Fellow coordinator Dan Torres experienced mixed emotions. He was pleased that the community activism had helped Martinez, but he fretted about the months of business income lost and laid-off employees at Martinez’s Lalo Group, the stress upon family and friends, and the more than $20,000 just to house Martinez during detention, plus legal costs on both sides of the case. He found the revelation of fraudulent papers introduced as evidence troubling. What happens to people without attorneys?
“I want to change the system”
The third community coordinator, Alexandra Baer, is a friend of Martinez’s wife Ernestina. Bilingual herself, she told the guests that her father taught her, “When you see something wrong, change it,” She saw injustice, and worked to change it. She thanked those who helped the effort, saying that it was an example of working locally to effect change on a larger scale. The judge’s decision in the case is not a binding precedent, other attorneys might cite. Baer remains guarded. “ICE is unpredictable,” she said.
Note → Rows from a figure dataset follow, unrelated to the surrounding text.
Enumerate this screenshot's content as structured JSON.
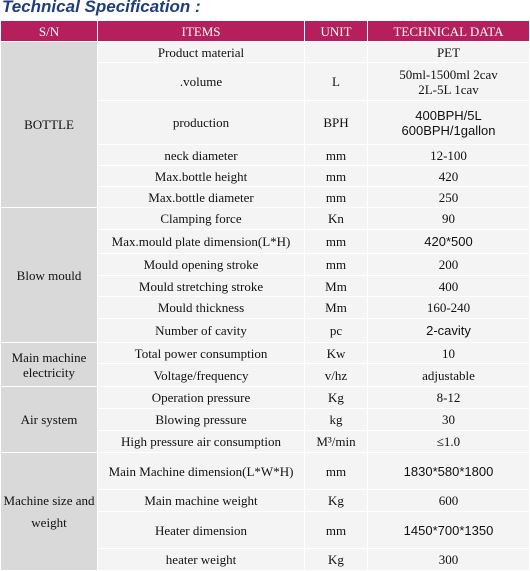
{
  "title": "Technical Specification :",
  "headers": {
    "sn": "S/N",
    "items": "ITEMS",
    "unit": "UNIT",
    "data": "TECHNICAL DATA"
  },
  "groups": {
    "bottle": "BOTTLE",
    "blow_mould": "Blow mould",
    "main_machine_electricity": "Main machine electricity",
    "air_system": "Air system",
    "machine_size": "Machine size and weight"
  },
  "rows": [
    {
      "item": "Product material",
      "unit": "",
      "data": "PET"
    },
    {
      "item": ".volume",
      "unit": "L",
      "data_line1": "50ml-1500ml 2cav",
      "data_line2": "2L-5L 1cav"
    },
    {
      "item": "production",
      "unit": "BPH",
      "data_line1": "400BPH/5L",
      "data_line2": "600BPH/1gallon"
    },
    {
      "item": "neck diameter",
      "unit": "mm",
      "data": "12-100"
    },
    {
      "item": "Max.bottle height",
      "unit": "mm",
      "data": "420"
    },
    {
      "item": "Max.bottle diameter",
      "unit": "mm",
      "data": "250"
    },
    {
      "item": "Clamping force",
      "unit": "Kn",
      "data": "90"
    },
    {
      "item": "Max.mould plate dimension(L*H)",
      "unit": "mm",
      "data": "420*500"
    },
    {
      "item": "Mould opening stroke",
      "unit": "mm",
      "data": "200"
    },
    {
      "item": "Mould stretching stroke",
      "unit": "Mm",
      "data": "400"
    },
    {
      "item": "Mould thickness",
      "unit": "Mm",
      "data": "160-240"
    },
    {
      "item": "Number of cavity",
      "unit": "pc",
      "data": "2-cavity"
    },
    {
      "item": "Total power consumption",
      "unit": "Kw",
      "data": "10"
    },
    {
      "item": "Voltage/frequency",
      "unit": "v/hz",
      "data": "adjustable"
    },
    {
      "item": "Operation pressure",
      "unit": "Kg",
      "data": "8-12"
    },
    {
      "item": "Blowing pressure",
      "unit": "kg",
      "data": "30"
    },
    {
      "item": "High pressure air consumption",
      "unit": "M³/min",
      "data": "≤1.0"
    },
    {
      "item": "Main Machine dimension(L*W*H)",
      "unit": "mm",
      "data": "1830*580*1800"
    },
    {
      "item": "Main machine weight",
      "unit": "Kg",
      "data": "600"
    },
    {
      "item": "Heater dimension",
      "unit": "mm",
      "data": "1450*700*1350"
    },
    {
      "item": "heater weight",
      "unit": "Kg",
      "data": "300"
    }
  ]
}
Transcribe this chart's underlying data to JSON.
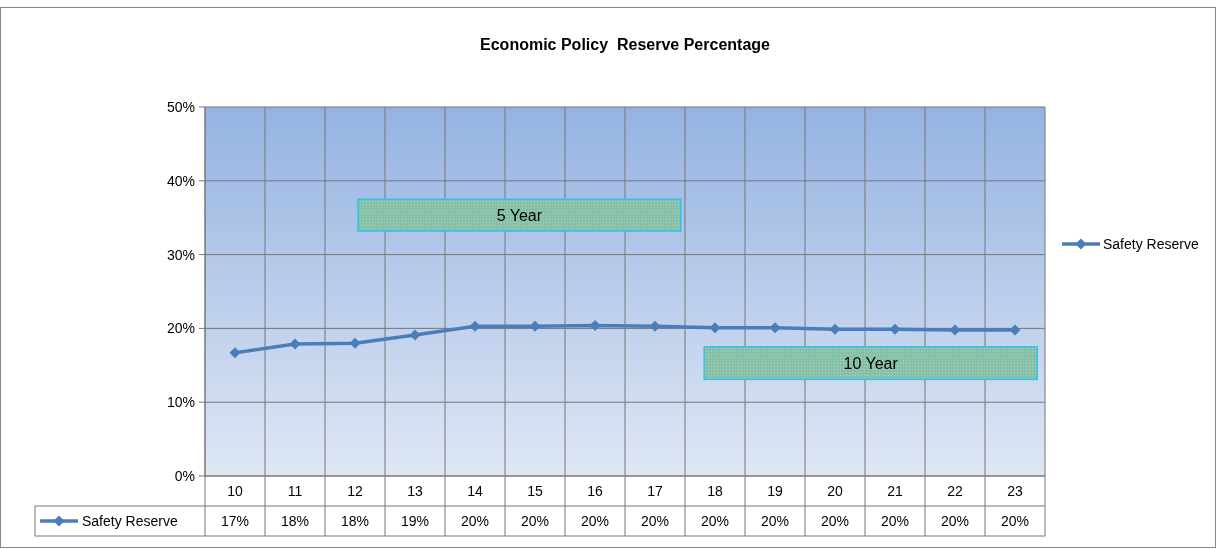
{
  "chart_data": {
    "type": "line",
    "title": "Economic Policy  Reserve Percentage",
    "categories": [
      "10",
      "11",
      "12",
      "13",
      "14",
      "15",
      "16",
      "17",
      "18",
      "19",
      "20",
      "21",
      "22",
      "23"
    ],
    "series": [
      {
        "name": "Safety Reserve",
        "color": "#4a7ebb",
        "values": [
          16.7,
          17.9,
          18.0,
          19.1,
          20.3,
          20.3,
          20.4,
          20.3,
          20.1,
          20.1,
          19.9,
          19.9,
          19.8,
          19.8
        ],
        "value_labels": [
          "17%",
          "18%",
          "18%",
          "19%",
          "20%",
          "20%",
          "20%",
          "20%",
          "20%",
          "20%",
          "20%",
          "20%",
          "20%",
          "20%"
        ]
      }
    ],
    "ylim": [
      0,
      50
    ],
    "yticks": [
      {
        "value": 0,
        "label": "0%"
      },
      {
        "value": 10,
        "label": "10%"
      },
      {
        "value": 20,
        "label": "20%"
      },
      {
        "value": 30,
        "label": "30%"
      },
      {
        "value": 40,
        "label": "40%"
      },
      {
        "value": 50,
        "label": "50%"
      }
    ],
    "grid": true,
    "legend": "right",
    "marker": "diamond",
    "line_style": "solid",
    "annotations": [
      "5 Year",
      "10 Year"
    ]
  }
}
Baer too is proud of her community. “Ronnie, Dan and I asked a lot, and they delivered,” she said. “Letters. Rallies. Calls. More letters. They were always willing.”
Bill Weinstein has ties to Martinez through their children. “He always says hello, and he cares about the community we live in,” he said. “It’s a wonderful day, but we need to fight for all people in this situation.”
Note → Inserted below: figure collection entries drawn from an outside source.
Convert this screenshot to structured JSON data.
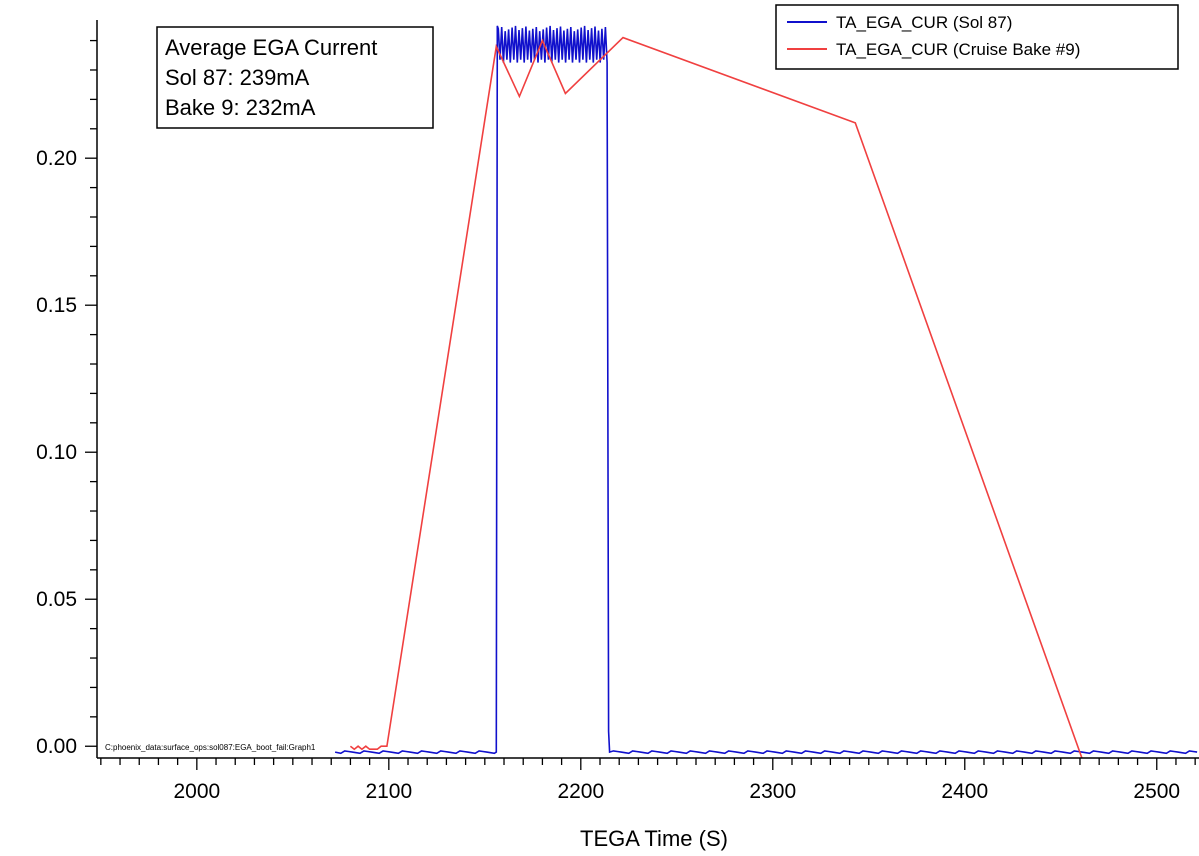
{
  "chart_data": {
    "type": "line",
    "title": "",
    "xlabel": "TEGA Time (S)",
    "ylabel": "",
    "xlim": [
      1948,
      2522
    ],
    "ylim": [
      -0.004,
      0.247
    ],
    "x_ticks": [
      2000,
      2100,
      2200,
      2300,
      2400,
      2500
    ],
    "x_tick_labels": [
      "2000",
      "2100",
      "2200",
      "2300",
      "2400",
      "2500"
    ],
    "y_ticks": [
      0.0,
      0.05,
      0.1,
      0.15,
      0.2
    ],
    "y_tick_labels": [
      "0.00",
      "0.05",
      "0.10",
      "0.15",
      "0.20"
    ],
    "grid": false,
    "legend_position": "top-right",
    "series": [
      {
        "name": "TA_EGA_CUR (Sol 87)",
        "color": "#1010cc",
        "x": [
          2072,
          2085,
          2100,
          2115,
          2130,
          2145,
          2155,
          2156,
          2156.5,
          2160,
          2165,
          2170,
          2175,
          2180,
          2185,
          2190,
          2195,
          2200,
          2205,
          2210,
          2214,
          2214.5,
          2215,
          2216,
          2230,
          2260,
          2300,
          2340,
          2380,
          2420,
          2460,
          2500,
          2522
        ],
        "y": [
          -0.002,
          -0.002,
          -0.002,
          -0.002,
          -0.002,
          -0.002,
          -0.002,
          -0.002,
          0.245,
          0.233,
          0.244,
          0.232,
          0.245,
          0.233,
          0.244,
          0.232,
          0.245,
          0.233,
          0.244,
          0.232,
          0.245,
          0.005,
          -0.002,
          -0.002,
          -0.002,
          -0.002,
          -0.002,
          -0.002,
          -0.002,
          -0.002,
          -0.002,
          -0.002,
          -0.002
        ]
      },
      {
        "name": "TA_EGA_CUR (Cruise Bake #9)",
        "color": "#f04040",
        "x": [
          2080,
          2082,
          2084,
          2086,
          2088,
          2090,
          2092,
          2094,
          2096,
          2099,
          2156,
          2168,
          2180,
          2192,
          2222,
          2343,
          2461
        ],
        "y": [
          0.0,
          -0.001,
          0.0,
          -0.001,
          0.0,
          -0.001,
          -0.001,
          -0.001,
          0.0,
          0.0,
          0.238,
          0.221,
          0.24,
          0.222,
          0.241,
          0.212,
          -0.004
        ]
      }
    ],
    "annotation": {
      "lines": [
        "Average EGA Current",
        "Sol 87:  239mA",
        "Bake 9: 232mA"
      ]
    },
    "footer_path": "C:phoenix_data:surface_ops:sol087:EGA_boot_fail:Graph1"
  }
}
Martinez’s daughter Sharia, a rising senior in the high school here, has learned something. “I’m not going to stop fighting,” she said to loud applause. Though she doesn’t know what form her activism will take, she’s sure her life has been shaped by this family experience. “I want to change the system. I want to save other people. I want to help people in our country and the world.”
Twenty pounds trimmer than when he last walked free on the streets of New Paltz, Luis Martinez greeted friends and strangers alike with the same grace his family showed during the entire ordeal, according to supporters. He didn’t excuse himself until he was reunited with a man who had been detained on the same day and was also released just recently. For all the support he received from those on the outside, there are doubtless some things that can only be fully understood by someone else who has been there, too.